Cassidy, 57, will be quick to find work. Again, look at the math.
In the three seasons he coached a full 82-game schedule, his messaging was good enough for the Bruins to average 50 wins and deliver 109 points. In his 5½ seasons overall, the Bruins played in 12 playoff series, and came within a stick-length or two of beating the Blues for the title here in Game 7 of the 2019 Cup Final.
The only other coach on the market right now with better creds is Barry Trotz, who won a Cup with the Capitals in 2018. Trotz was canned on Long Island six weeks ago by GM Lou Lamoriello.
“I believe,” Lamoriello said as he turfed Trotz, “this group of players needs a new voice.”
Man, that sounds familiar.
In both cases, Sweeney and Lamoriello came up with an easy, tried-and-true excuse. Their teams disappointed — the Islanders more than the Bruins — and the coach took the fall.
Bruins owner Jeremy Jacobs, still watching from his corporate office in Buffalo, has gone along with the decision, said Sweeney.
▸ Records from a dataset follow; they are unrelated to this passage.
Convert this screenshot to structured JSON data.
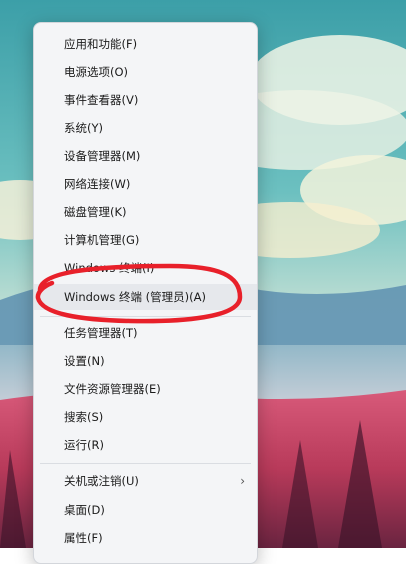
{
  "context_menu": {
    "items": [
      {
        "label": "应用和功能(F)"
      },
      {
        "label": "电源选项(O)"
      },
      {
        "label": "事件查看器(V)"
      },
      {
        "label": "系统(Y)"
      },
      {
        "label": "设备管理器(M)"
      },
      {
        "label": "网络连接(W)"
      },
      {
        "label": "磁盘管理(K)"
      },
      {
        "label": "计算机管理(G)"
      },
      {
        "label": "Windows 终端(I)"
      },
      {
        "label": "Windows 终端 (管理员)(A)"
      },
      {
        "label": "任务管理器(T)"
      },
      {
        "label": "设置(N)"
      },
      {
        "label": "文件资源管理器(E)"
      },
      {
        "label": "搜索(S)"
      },
      {
        "label": "运行(R)"
      },
      {
        "label": "关机或注销(U)"
      },
      {
        "label": "桌面(D)"
      },
      {
        "label": "属性(F)"
      }
    ],
    "submenu_arrow_icon": "chevron-right-icon"
  },
  "annotation_color": "#e8202a"
}
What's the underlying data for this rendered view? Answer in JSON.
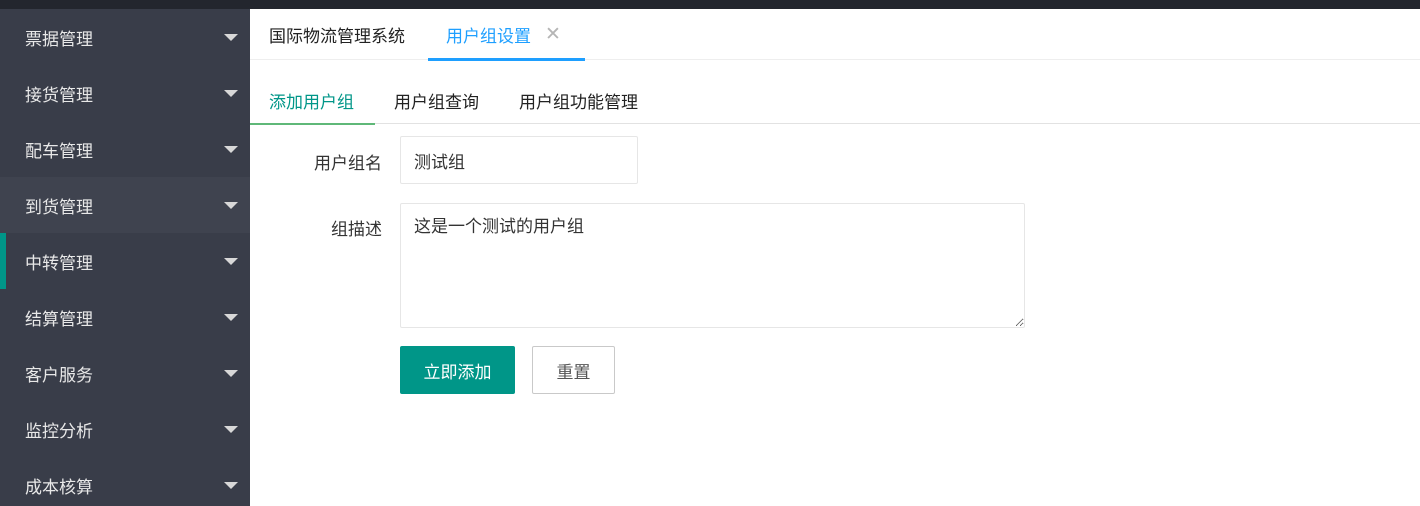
{
  "sidebar": {
    "items": [
      {
        "label": "票据管理"
      },
      {
        "label": "接货管理"
      },
      {
        "label": "配车管理"
      },
      {
        "label": "到货管理"
      },
      {
        "label": "中转管理"
      },
      {
        "label": "结算管理"
      },
      {
        "label": "客户服务"
      },
      {
        "label": "监控分析"
      },
      {
        "label": "成本核算"
      }
    ],
    "hover_item": "到货管理",
    "active_indicator_item": "中转管理",
    "arrow_icon": "caret-down-icon",
    "background_color": "#393d49",
    "indicator_color": "#009688"
  },
  "tabs": {
    "home_label": "国际物流管理系统",
    "current_label": "用户组设置",
    "close_icon": "close-icon",
    "active_color": "#1e9fff"
  },
  "subtabs": {
    "items": [
      {
        "label": "添加用户组"
      },
      {
        "label": "用户组查询"
      },
      {
        "label": "用户组功能管理"
      }
    ],
    "active_index": 0,
    "active_color": "#009688"
  },
  "form": {
    "name_label": "用户组名",
    "name_value": "测试组",
    "desc_label": "组描述",
    "desc_value": "这是一个测试的用户组",
    "submit_label": "立即添加",
    "reset_label": "重置",
    "submit_color": "#009688"
  }
}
His absentee boss, whose own messaging often has been the dickens to decipher, obviously feels OK with what’s gone on here.
For now.
Though the day could come, noted a candid Sweeney, when his own messaging and decision making won’t play well anymore in Buffalo.
“One of the best parts about working for this organization is to be held to that standard — knowing that you have the full latitude to make the recommendation on decisions that you think are right,” he said. “And then when they’re not, they get somebody else. That’s as categorically honest as I can possibly be. That’s as black and white as it is.”